Clara Foods partners with companies like Ingredion, a distributor that supplies ingredients to bulk food and beverage manufacturers. Elizondo said the company would also like to partner with big producers like Nestle and Kellogg.
After a very limited trial of its own line of ice cream, Perfect Day’s dairy protein is now a key ingredient in creamy pints of animal-free ice cream from brands such as Brave robot and Graeter.
“Consumers are so hyper aware now,” Elizondo said. “They want cleaner labels, simpler labels. And frankly, companies like us wouldn’t even stand a chance if people weren’t actively demanding better products, better ingredients, and cleaner labels from companies.
He pointed to Hellmann’s (aka Best Foods in the western US) mayonnaise, which has now “made with 100% cage-free eggs” printed on jars of its flagship product, right next to its own options at herbal on the grocery store. store shelves. People are more aware of what they eat, a trend that has developed over the past decade, he said.
Grocery stores and restaurants are increasingly offering plant-based alternatives to conventional foods made with meat, milk or eggs. In 2019, meat substitutes, such as plant-based ‘chicken’ nuggets and ‘burger’ patties, were a big hit. $ 11 billion industry. Even fast food chains, like Burger King and Starbucks, are jumping on the trend.
In some cafes, ordering a cold brew with cow’s milk might make you look sidelined. But sometimes oatmeal, almond or soy milks just don’t live up to the taste and function of conventional dairy products.
“Dairy products go into making whipped cream, cappuccinos, cheese, ice cream, baked goods, it goes into a lot of things,” he said. “And it has a key role in providing not only nutrition but functionality, and making each of those things special for dairy.”
I have tried a lot of different oatmeal and nut milks, which work for morning cups of coffee or lunchtime smoothies. I have also tried many brands of vegan ice cream, all of which have a distinct texture and taste that is noticeably different from standard milk-based ice cream. Many are good, but they don’t enough hit that creamy note I’m looking for after dinner.
Perfect Day’s Brave Robot dairy protein ice cream is another story. i tried a pack of four flavors: raspberry white truffle, blueberry tart, pecan nut butter and vanilla.

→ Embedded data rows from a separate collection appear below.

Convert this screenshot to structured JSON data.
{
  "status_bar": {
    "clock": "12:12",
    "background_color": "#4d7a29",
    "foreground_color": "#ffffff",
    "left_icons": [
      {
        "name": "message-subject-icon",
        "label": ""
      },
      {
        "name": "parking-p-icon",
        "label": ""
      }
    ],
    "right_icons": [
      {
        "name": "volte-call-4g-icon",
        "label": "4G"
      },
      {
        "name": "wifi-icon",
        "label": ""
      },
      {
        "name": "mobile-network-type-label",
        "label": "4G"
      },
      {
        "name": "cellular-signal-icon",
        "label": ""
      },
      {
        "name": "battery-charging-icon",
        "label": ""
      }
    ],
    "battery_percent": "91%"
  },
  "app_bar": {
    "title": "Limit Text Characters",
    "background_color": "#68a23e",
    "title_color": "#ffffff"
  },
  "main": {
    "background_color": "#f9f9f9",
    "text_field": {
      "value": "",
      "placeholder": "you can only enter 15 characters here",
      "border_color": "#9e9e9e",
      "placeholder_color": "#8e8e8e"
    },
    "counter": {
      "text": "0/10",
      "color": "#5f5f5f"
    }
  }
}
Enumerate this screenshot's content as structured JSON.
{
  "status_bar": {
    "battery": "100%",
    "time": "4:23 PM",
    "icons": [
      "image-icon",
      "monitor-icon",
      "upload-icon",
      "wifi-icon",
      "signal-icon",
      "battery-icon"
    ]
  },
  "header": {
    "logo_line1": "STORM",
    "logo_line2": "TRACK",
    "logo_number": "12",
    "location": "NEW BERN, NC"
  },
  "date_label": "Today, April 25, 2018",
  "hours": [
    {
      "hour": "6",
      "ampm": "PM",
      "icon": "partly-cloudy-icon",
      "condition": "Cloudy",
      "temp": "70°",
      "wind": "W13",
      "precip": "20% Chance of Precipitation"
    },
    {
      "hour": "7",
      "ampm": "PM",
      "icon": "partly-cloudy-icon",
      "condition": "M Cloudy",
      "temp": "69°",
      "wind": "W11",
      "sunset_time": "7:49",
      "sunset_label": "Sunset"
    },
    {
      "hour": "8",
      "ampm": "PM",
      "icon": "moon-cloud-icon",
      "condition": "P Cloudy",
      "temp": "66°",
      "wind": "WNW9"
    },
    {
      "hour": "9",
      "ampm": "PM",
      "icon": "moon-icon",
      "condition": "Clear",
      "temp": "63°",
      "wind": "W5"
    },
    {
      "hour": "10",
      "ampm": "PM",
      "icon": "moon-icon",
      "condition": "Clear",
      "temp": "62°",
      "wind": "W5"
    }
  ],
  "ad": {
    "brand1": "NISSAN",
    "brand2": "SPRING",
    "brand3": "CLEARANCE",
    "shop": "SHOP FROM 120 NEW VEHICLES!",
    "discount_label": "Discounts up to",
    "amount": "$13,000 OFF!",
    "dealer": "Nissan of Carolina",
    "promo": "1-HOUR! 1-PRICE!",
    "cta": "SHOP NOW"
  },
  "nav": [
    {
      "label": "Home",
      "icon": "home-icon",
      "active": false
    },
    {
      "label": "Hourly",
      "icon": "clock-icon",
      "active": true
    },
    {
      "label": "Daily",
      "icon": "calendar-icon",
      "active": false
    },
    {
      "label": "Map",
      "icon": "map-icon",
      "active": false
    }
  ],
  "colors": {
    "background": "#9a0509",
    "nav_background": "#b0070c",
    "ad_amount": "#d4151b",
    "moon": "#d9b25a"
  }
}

Perfect Day’s whey protein, proudly advertised on the side of every pint, gets it out of the park.
It was like eating one of my favorite cow’s milk ice cream: rich, creamy and smooth. And I guess that’s what I should have expected, considering the animal-free dairy protein in them is the same as in cows.
Egg whites, on the other hand, are used in all kinds of products. In winemaking, they can accelerate the settling of natural sediments, which are then removed to make the wines clearer. They can be foamed to make foods lighter and softer, such as some breads or meringues. Some protein powder supplements are made with egg whites.
“There are over 200 proteins in the egg,” Elizondo said. “If you’ve eaten an egg this week, you’ve eaten over 200 different proteins, and they all do different things. They all have their own unique amino acid profile, their own unique foaming, gelling and binding properties, their own unique tastes.
How do you convince people to eat less animal products? Make it easy for them.
If you change the flavor or texture of a classic Snickers bar or a cup of Reese’s peanut butter, people won’t be happy. But replace the egg whites in Snickers or the milk in both with exact, animal-free replicas – it’s an easy sell for just about anyone.